Heilsbringer Ganztagsschule?

Die Ganz­tag­schule wird als Schule der Zukunft bezeichnet.

Seit der Veröffentlichung der neuesten Bertelsmann-Studie „Chancen-Spiegel“ ist das Thema Bildungsgerechtigkeit wieder in allen Medien.

Der Chancenspiegel bewertet die Ganztagsschule als Positivindikator zur Integration und bemängelt auf S. 13 seiner Zusammenfassung: „Die deutschen Schulsysteme integrieren Schüler zu wenig, bezogen auf die Teilnahme am Regelschulsystem und an Ganztagsschulen.“

Offensichtlich werden Ganztagsschulen als ein wichtiger Faktor zur Herstellung einer „Bildungsgerechtigkeit“ angesehen, auch im neuesten Artikel der SZ zur derselben Thematik.

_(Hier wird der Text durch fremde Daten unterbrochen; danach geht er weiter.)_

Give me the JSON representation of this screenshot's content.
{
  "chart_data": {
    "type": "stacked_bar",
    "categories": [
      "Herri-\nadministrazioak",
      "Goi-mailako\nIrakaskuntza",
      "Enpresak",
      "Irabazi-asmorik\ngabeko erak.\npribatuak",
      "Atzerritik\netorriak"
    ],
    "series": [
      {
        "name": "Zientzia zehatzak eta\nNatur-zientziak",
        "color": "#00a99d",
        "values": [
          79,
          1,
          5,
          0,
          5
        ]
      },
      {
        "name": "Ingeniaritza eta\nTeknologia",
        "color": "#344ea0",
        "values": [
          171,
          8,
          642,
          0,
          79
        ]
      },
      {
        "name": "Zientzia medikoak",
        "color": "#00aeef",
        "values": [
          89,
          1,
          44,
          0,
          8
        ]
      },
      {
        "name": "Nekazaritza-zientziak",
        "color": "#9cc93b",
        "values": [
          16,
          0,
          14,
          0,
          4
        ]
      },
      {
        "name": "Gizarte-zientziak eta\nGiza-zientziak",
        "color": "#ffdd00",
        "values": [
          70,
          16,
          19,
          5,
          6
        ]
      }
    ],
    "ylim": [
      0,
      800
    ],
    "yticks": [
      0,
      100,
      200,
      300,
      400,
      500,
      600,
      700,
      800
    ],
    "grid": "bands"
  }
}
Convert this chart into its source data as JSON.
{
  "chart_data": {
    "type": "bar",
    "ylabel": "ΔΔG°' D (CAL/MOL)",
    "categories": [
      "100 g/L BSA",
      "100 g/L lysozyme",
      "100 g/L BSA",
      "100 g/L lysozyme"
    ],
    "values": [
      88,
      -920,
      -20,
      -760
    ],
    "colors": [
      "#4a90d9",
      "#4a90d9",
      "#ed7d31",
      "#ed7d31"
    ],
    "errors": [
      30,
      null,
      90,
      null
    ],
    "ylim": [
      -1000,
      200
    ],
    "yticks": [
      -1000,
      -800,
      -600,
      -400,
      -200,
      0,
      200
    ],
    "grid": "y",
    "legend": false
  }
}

Die Bertelsmann-Studie benennt auf S. 48 die hehere gesellschaftliche Zielsetzung der Schulform Ganztagsschule:

„Gerade angesichts des zugeschriebenen Potenzials, sich um den Ausgleich schwacher sozialer Herkunftsbedingungen von Kindern und Jugendlichen zu bemühen, werden Ganztagsschulen hier verstanden als ein Instrument zur Herstellung von mehr Chancengerechtigkeit.“ Passend hierzu auch ein Blogbeitrag auf dem Bertelsmann-eigenen Blog:

„…immer wie­der die For­de­rung nach einer gebun­de­nen Ganz­tags­schule. Die Ganz­tags­schule als eine gute Mög­lich­keit fami­liäre Betreu­ungs– und Erzie­hungs­de­fi­zite zu kom­pen­sie­ren und damit allen Kindern und Jugend­li­chen die glei­che Chance auf Bil­dung zur gewähr­leis­ten, stand dabei im Vor­der­grund. Mit Blick auf die Migra­ti­ons­frage, scheint die Ganz­tags­schule auch den Her­aus­for­de­run­gen von Schule in der Ein­wan­de­rungs­ge­sell­schaft gerecht zu wer­den. Spre­chen Eltern zu Hause beispielsweise kein Deutsch, so kann die­ses Defi­zit aus­ge­gli­chen werden, indem Kin­der in der Ganz­tags­schule mehr Zeit mit deutsch­spra­chi­gen Mit­schü­lern und Lehr­kräf­ten ver­brin­gen…“

Ganztagsschul-Angebote sollen also offensichtlich primär Schülern und Familien mit sozio-kulturellen Disparitäten zugute kommen: Schülern aus sozial schwächeren Familien und / oder Schülern mit Migrationshintergrund. Nutzen denn diese „Schüler-Zielgruppen“ denn auch die für viel Geld vom Staat und den Ländern bereitgestellten Angebote? Aus der StEG-Langzeit-Studie „Gesamtschule“ wissen wir, dass der Nutzungsbedarf ab der Sek. I mit den Schuljahren kontinuierlich abnimmt. Gerade die ersten KiTa- und Schuljahre sind ja auch für den Erwerb von Sprach- und Sozialkompetenzen von entscheidender Bedeutung.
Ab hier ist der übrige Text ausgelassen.